Cosa ne pensa delle recensioni dei clienti su Tripadvisor?

Se sono in viaggio, consulto sempre Tripadvisor per capire se il posto in cui mi sto recando è appetibile o meno. Leggendo le recensioni ho notato che raramente i commenti non rispecchiano la realtà. Mi capita sporadicamente di controllare le recensioni negative a mio riguardo per cercare di correggere gli errori fatti in cucina. Non mi faccio prendere troppo da questi giudizi anche perché a volte si ha a che fare con clienti troppo esigenti o, in alcuni casi, anche ignoranti in materia. Ma cerco comunque di tenerli in considerazione.
Quindi i nuovi media oggi influenzano il modo di far ristorazione?

La ristorazione cambia in continuazione adattandosi ai tempi. Credo che i media abbiano sconvolto tutto il mondo, condizionando le vecchie linee di pensiero. Di conseguenza, la ristorazione si è dovuta adattare.

Tornerebbe a Bergamo per aprire un ristorante tutto suo?

Amo la mia città e sicuramente ritornerò ma, con i tempi che corrono, lo farò solo per ritrovare familiari e amici. Aprire un ristorante e mantenerlo nel tempo non è cosa semplice neanche per i migliori ristoratori bergamaschi. La maggior parte della gente non ha idea dei sacrifici che ruotano intorno a questa attività, figuriamoci nel periodo di crisi che si sta vivendo oggigiorno in Italia.

Ha avuto l’opportunità di conoscere altri chef bergamaschi che, come lei, hanno cercato fortuna all’estero?
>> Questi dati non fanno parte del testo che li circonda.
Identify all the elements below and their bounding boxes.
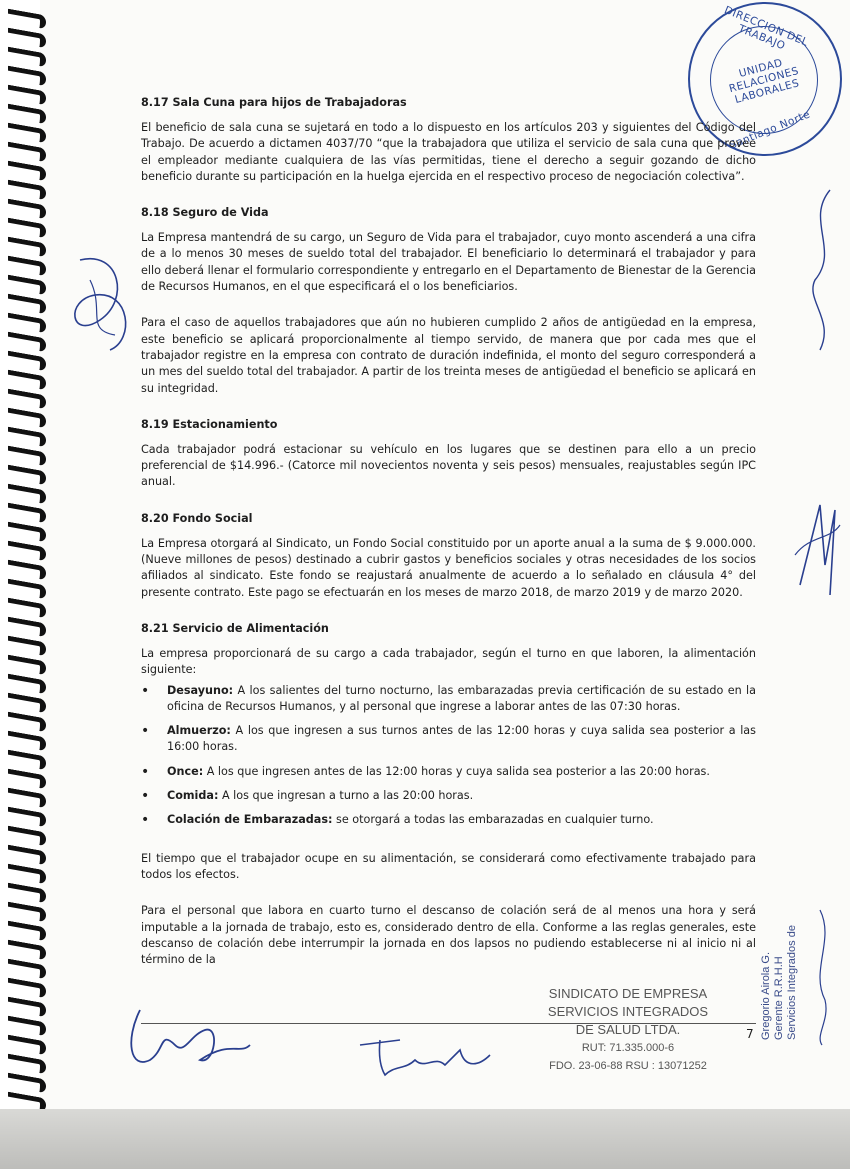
margin-signature-right-top — [800, 180, 845, 360]
binding-coil — [8, 598, 46, 619]
binding-coil — [8, 807, 46, 828]
union-stamp-line: FDO. 23-06-88 RSU : 13071252 — [549, 1060, 707, 1072]
binding-coil — [8, 1054, 46, 1075]
section-title: 8.21 Servicio de Alimentación — [141, 621, 329, 635]
binding-coil — [8, 427, 46, 448]
binding-coil — [8, 104, 46, 125]
binding-coil — [8, 560, 46, 581]
binding-coil — [8, 47, 46, 68]
list-item-term: Desayuno: — [167, 683, 234, 697]
binding-coil — [8, 275, 46, 296]
paragraph: Para el personal que labora en cuarto turno el descanso de colación será de al menos una hora y será imputable a la jornada de trabajo, esto es, considerado dentro de ella. Conforme a las reglas generales, este descanso de colación debe interrumpir la jornada en dos lapsos no pudiendo establecerse ni al inicio ni al término de la — [141, 904, 756, 967]
list-item-text: A los que ingresen antes de las 12:00 horas y cuya salida sea posterior a las 20:00 horas. — [203, 764, 710, 778]
binding-coil — [8, 66, 46, 87]
binding-coil — [8, 313, 46, 334]
binding-coil — [8, 332, 46, 353]
binding-coil — [8, 940, 46, 961]
binding-coil — [8, 541, 46, 562]
binding-coil — [8, 180, 46, 201]
section-title: 8.17 Sala Cuna para hijos de Trabajadoras — [141, 96, 407, 109]
binding-coil — [8, 655, 46, 676]
list-item-text: se otorgará a todas las embarazadas en cualquier turno. — [332, 813, 654, 827]
side-signature-title: Gerente R.R.H.H — [773, 956, 785, 1040]
binding-coil — [8, 484, 46, 505]
binding-coil — [8, 522, 46, 543]
list-item — [167, 683, 756, 716]
binding-coil — [8, 123, 46, 144]
binding-coil — [8, 579, 46, 600]
binding-coil — [8, 1035, 46, 1056]
binding-coil — [8, 769, 46, 790]
binding-coil — [8, 997, 46, 1018]
margin-signature-left — [60, 240, 140, 360]
binding-coil — [8, 902, 46, 923]
binding-coil — [8, 446, 46, 467]
binding-coil — [8, 408, 46, 429]
binding-coil — [8, 712, 46, 733]
binding-coil — [8, 294, 46, 315]
union-stamp — [523, 985, 733, 1075]
list-item — [167, 723, 756, 756]
stamp-ring-bottom-text: Santiago Norte — [727, 108, 813, 152]
binding-coil — [8, 161, 46, 182]
margin-signature-right-mid — [790, 495, 845, 605]
binding-coil — [8, 750, 46, 771]
page-bottom-edge — [0, 1109, 850, 1169]
document-body — [141, 95, 756, 968]
paragraph: El tiempo que el trabajador ocupe en su alimentación, se considerará como efectivamente trabajado para todos los efectos. — [141, 851, 756, 881]
binding-coil — [8, 256, 46, 277]
bottom-signature-left — [120, 1000, 270, 1080]
side-signature-name: Gregorio Airola G. — [760, 951, 772, 1040]
list-item-text: A los que ingresan a turno a las 20:00 horas. — [218, 789, 474, 803]
section-8-21 — [141, 621, 756, 968]
list-item-term: Colación de Embarazadas: — [167, 813, 333, 827]
binding-coil — [8, 674, 46, 695]
binding-coil — [8, 693, 46, 714]
paragraph: Cada trabajador podrá estacionar su vehículo en los lugares que se destinen para ello a un precio preferencial de $14.996.- (Catorce mil novecientos noventa y seis pesos) mensuales, reajustables según IPC anual. — [141, 442, 756, 489]
binding-coil — [8, 731, 46, 752]
binding-coil — [8, 142, 46, 163]
binding-coil — [8, 465, 46, 486]
stamp-ring-top-text: DIRECCION DEL TRABAJO — [722, 4, 810, 53]
page-number: 7 — [746, 1027, 754, 1041]
section-title: 8.19 Estacionamiento — [141, 417, 278, 431]
binding-coil — [8, 389, 46, 410]
binding-coil — [8, 959, 46, 980]
binding-coil — [8, 1073, 46, 1094]
section-title: 8.18 Seguro de Vida — [141, 206, 269, 220]
union-stamp-line: SINDICATO DE EMPRESA — [548, 986, 708, 1001]
binding-coil — [8, 85, 46, 106]
side-signature-block — [760, 840, 799, 1040]
list-item-term: Comida: — [167, 789, 219, 803]
list-item-term: Almuerzo: — [167, 724, 231, 738]
spiral-binding — [0, 0, 40, 1169]
section-title: 8.20 Fondo Social — [141, 511, 253, 525]
list-item — [167, 788, 756, 804]
binding-coil — [8, 370, 46, 391]
paragraph: Para el caso de aquellos trabajadores que aún no hubieren cumplido 2 años de antigüedad en la empresa, este beneficio se aplicará proporcionalmente al tiempo servido, de manera que por cada mes que el trabajador registre en la empresa con contrato de duración indefinida, el monto del seguro corresponderá a un mes del sueldo total del trabajador. A partir de los treinta meses de antigüedad el beneficio se aplicará en su integridad. — [141, 316, 756, 395]
binding-coil — [8, 28, 46, 49]
binding-coil — [8, 788, 46, 809]
bottom-signature-middle — [350, 1025, 510, 1085]
list-item-text: A los salientes del turno nocturno, las embarazadas previa certificación de su estado en la oficina de Recursos Humanos, y al personal que ingrese a laborar antes de las 07:30 horas. — [167, 683, 756, 713]
binding-coil — [8, 1016, 46, 1037]
union-stamp-line: DE SALUD LTDA. — [575, 1022, 681, 1037]
binding-coil — [8, 883, 46, 904]
section-8-18 — [141, 205, 756, 397]
binding-coil — [8, 845, 46, 866]
paragraph: La Empresa otorgará al Sindicato, un Fondo Social constituido por un aporte anual a la suma de $ 9.000.000. (Nueve millones de pesos) destinado a cubrir gastos y beneficios sociales y otras necesidades de los socios afiliados al sindicato. Este fondo se reajustará anualmente de acuerdo a lo señalado en cláusula 4° del presente contrato. Este pago se efectuarán en los meses de marzo 2018, de marzo 2019 y de marzo 2020. — [141, 536, 756, 599]
section-8-20 — [141, 511, 756, 601]
binding-coil — [8, 978, 46, 999]
binding-coil — [8, 617, 46, 638]
paragraph: La Empresa mantendrá de su cargo, un Seguro de Vida para el trabajador, cuyo monto ascenderá a una cifra de a lo menos 30 meses de sueldo total del trabajador. El beneficiario lo determinará el trabajador y para ello deberá llenar el formulario correspondiente y entregarlo en el Departamento de Bienestar de la Gerencia de Recursos Humanos, en el que especificará el o los beneficiarios. — [141, 231, 756, 294]
list-item — [167, 764, 756, 780]
binding-coil — [8, 826, 46, 847]
list-item-term: Once: — [167, 764, 204, 778]
paragraph: La empresa proporcionará de su cargo a cada trabajador, según el turno en que laboren, la alimentación siguiente: — [141, 646, 756, 677]
binding-coil — [8, 351, 46, 372]
binding-coil — [8, 218, 46, 239]
binding-coil — [8, 503, 46, 524]
binding-coil — [8, 636, 46, 657]
side-signature-company: Servicios Integrados de — [786, 925, 798, 1040]
binding-coil — [8, 237, 46, 258]
list-item — [167, 812, 756, 828]
section-8-17 — [141, 95, 756, 185]
union-stamp-line: RUT: 71.335.000-6 — [581, 1042, 675, 1054]
union-stamp-line: SERVICIOS INTEGRADOS — [547, 1004, 709, 1019]
side-signature-mark — [800, 900, 845, 1050]
stamp-center-text: UNIDAD RELACIONES LABORALES — [727, 56, 801, 106]
binding-coil — [8, 199, 46, 220]
binding-coil — [8, 864, 46, 885]
section-8-19 — [141, 417, 756, 491]
binding-coil — [8, 9, 46, 30]
paragraph: El beneficio de sala cuna se sujetará en todo a lo dispuesto en los artículos 203 y siguientes del Código del Trabajo. De acuerdo a dictamen 4037/70 “que la trabajadora que utiliza el servicio de sala cuna que provee el empleador mediante cualquiera de las vías permitidas, tiene el derecho a seguir gozando de dicho beneficio durante su participación en la huelga ejercida en el respectivo proceso de negociación colectiva”. — [141, 121, 756, 183]
meal-list — [141, 683, 756, 829]
binding-coil — [8, 921, 46, 942]
list-item-text: A los que ingresen a sus turnos antes de las 12:00 horas y cuya salida sea posterior a las 16:00 horas. — [167, 724, 756, 754]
A Londra nel 2004 ho avuto il piacere di lavorare con Graziano Bonacina, a quei tempi executive chef del George club, coadiuvato da Alberico Penati che gestiva tra i più importanti club ristoranti privati di Londra, tra i quali anche il famoso Harris Bar.
A New York ho conosciuto diversi cuochi bergamaschi che hanno aperto ristoranti o lavoravano per grosse catene o alberghi importanti. In generale sono tanti i giovani orobici che  si spingono all'estero in cerca di fortuna. Molti si illudono che sia tutto più semplice e immediato, ma non lo è. Io stesso non credo di aver fatto fortuna, credo piuttosto di aver avuto una buona opportunità da coltivare con impegno e costanza, giorno dopo giorno.